LONDON (Reuters) - Gold steadied on Monday above a two-week low, but investors were nervous about taking new positions following recent losses in bullion and global equities markets.
Traders said weaker share prices had forced investors to lighten positions in risky assets, including commodities, until the situation in stock markets stabilized.
"The weakness in global stock markets on concerns of a credit crunch continues and this is probably a negative factor for gold," Dresdner Kleinwort said in a research note.
"Rising crude oil prices failed to provide support for gold last Friday, and might again be overruled by investors shunning risky assets and flying to the safe havens of government bonds."
Spot gold was quoted at $662.00/662.00 an ounce by 0949 GMT, against $661.40/662.20 in New York on Friday, after it fell as far as $656.90 -- the lowest since July 9.

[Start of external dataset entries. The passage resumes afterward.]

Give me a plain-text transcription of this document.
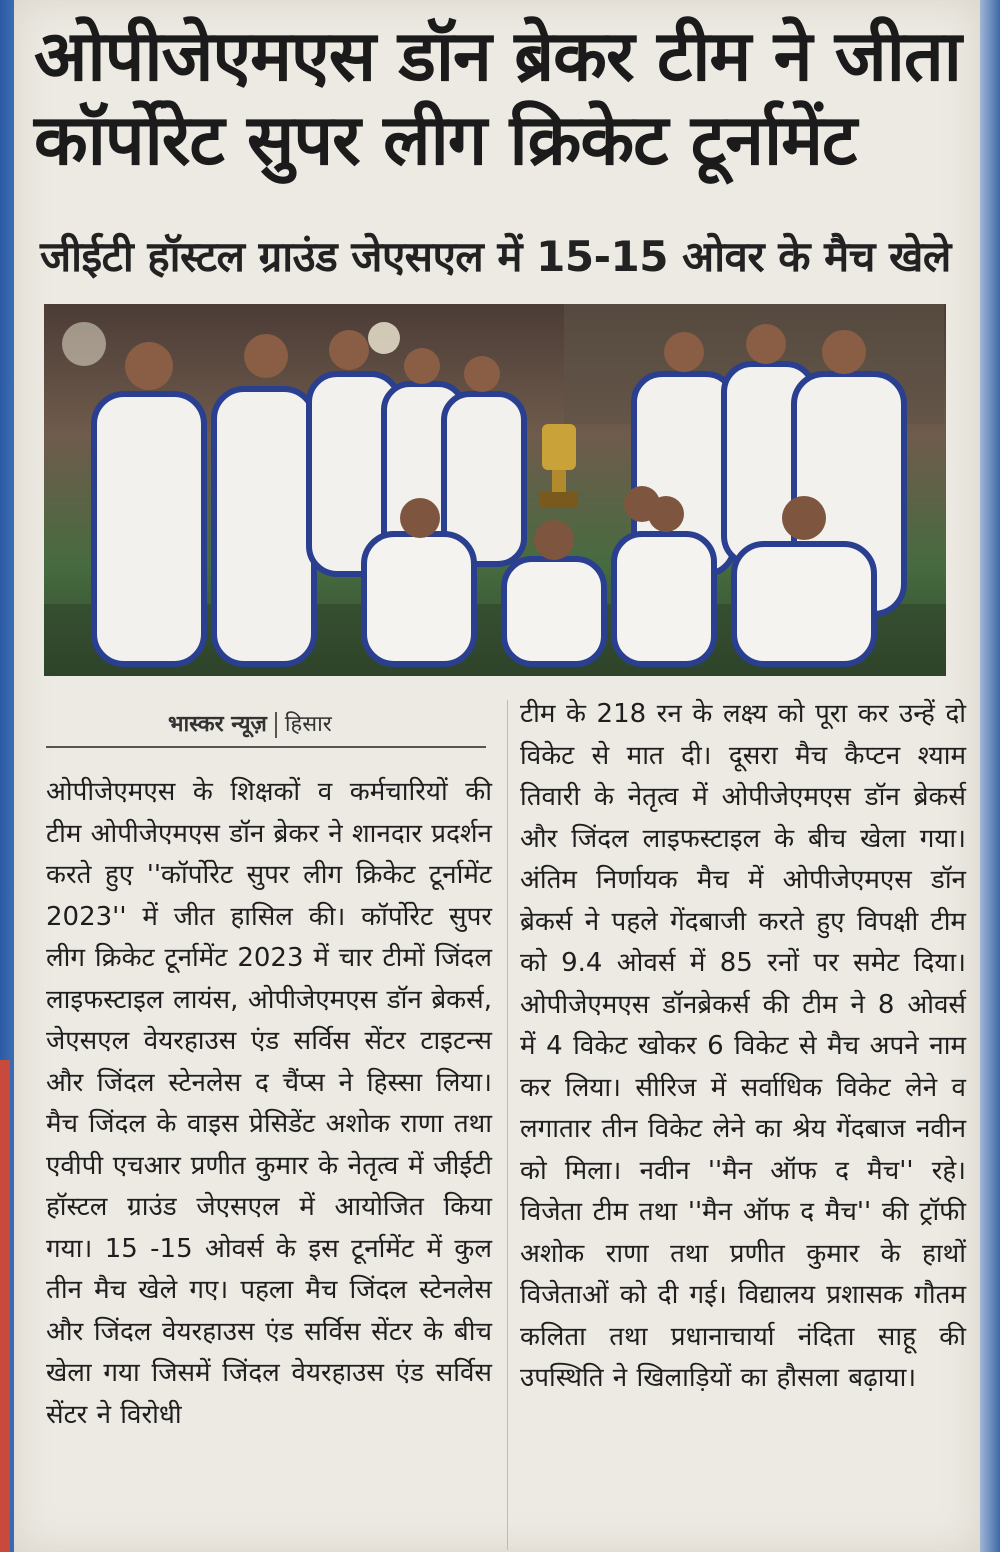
ओपीजेएमएस डॉन ब्रेकर टीम ने जीता कॉर्पोरेट सुपर लीग क्रिकेट टूर्नामेंट
जीईटी हॉस्टल ग्राउंड जेएसएल में 15-15 ओवर के मैच खेले

भास्कर न्यूज़ हिसार

ओपीजेएमएस के शिक्षकों व कर्मचारियों की टीम ओपीजेएमएस डॉन ब्रेकर ने शानदार प्रदर्शन करते हुए ''कॉर्पोरेट सुपर लीग क्रिकेट टूर्नामेंट 2023'' में जीत हासिल की। कॉर्पोरेट सुपर लीग क्रिकेट टूर्नामेंट 2023 में चार टीमों जिंदल लाइफस्टाइल लायंस, ओपीजेएमएस डॉन ब्रेकर्स, जेएसएल वेयरहाउस एंड सर्विस सेंटर टाइटन्स और जिंदल स्टेनलेस द चैंप्स ने हिस्सा लिया। मैच जिंदल के वाइस प्रेसिडेंट अशोक राणा तथा एवीपी एचआर प्रणीत कुमार के नेतृत्व में जीईटी हॉस्टल ग्राउंड जेएसएल में आयोजित किया गया। 15 -15 ओवर्स के इस टूर्नामेंट में कुल तीन मैच खेले गए। पहला मैच जिंदल स्टेनलेस और जिंदल वेयरहाउस एंड सर्विस सेंटर के बीच खेला गया जिसमें जिंदल वेयरहाउस एंड सर्विस सेंटर ने विरोधी

टीम के 218 रन के लक्ष्य को पूरा कर उन्हें दो विकेट से मात दी। दूसरा मैच कैप्टन श्याम तिवारी के नेतृत्व में ओपीजेएमएस डॉन ब्रेकर्स और जिंदल लाइफस्टाइल के बीच खेला गया। अंतिम निर्णायक मैच में ओपीजेएमएस डॉन ब्रेकर्स ने पहले गेंदबाजी करते हुए विपक्षी टीम को 9.4 ओवर्स में 85 रनों पर समेट दिया। ओपीजेएमएस डॉनब्रेकर्स की टीम ने 8 ओवर्स में 4 विकेट खोकर 6 विकेट से मैच अपने नाम कर लिया। सीरिज में सर्वाधिक विकेट लेने व लगातार तीन विकेट लेने का श्रेय गेंदबाज नवीन को मिला। नवीन ''मैन ऑफ द मैच'' रहे। विजेता टीम तथा ''मैन ऑफ द मैच'' की ट्रॉफी अशोक राणा तथा प्रणीत कुमार के हाथों विजेताओं को दी गई। विद्यालय प्रशासक गौतम कलिता तथा प्रधानाचार्या नंदिता साहू की उपस्थिति ने खिलाड़ियों का हौसला बढ़ाया।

Traditionally gold is seen as protection against economic and political uncertainty, but in recent months stock market losses have triggered a sell-off in precious metals.
"There are two types of investors in the gold market: there are investors who buy gold as a safe-haven asset and stick with it for years, and there are the second type of investors who react on news flows and macro-economic data," said Michael Widmer, analyst at Calyon Corporate and Investment Bank.
"I don't think they buy gold as a safe-haven asset. They move in and out of the gold market as their view on the fundamentals drivers changes," Widmer said, adding he was still not bullish on gold and any substantial price rise might not come through until the fourth quarter.
Dealers kept an eye on the dollar, which slipped modestly against a basket of major currencies, giving back some of last week's gains as investors geared up for a barrage of economic data and potentially more credit-driven market volatility.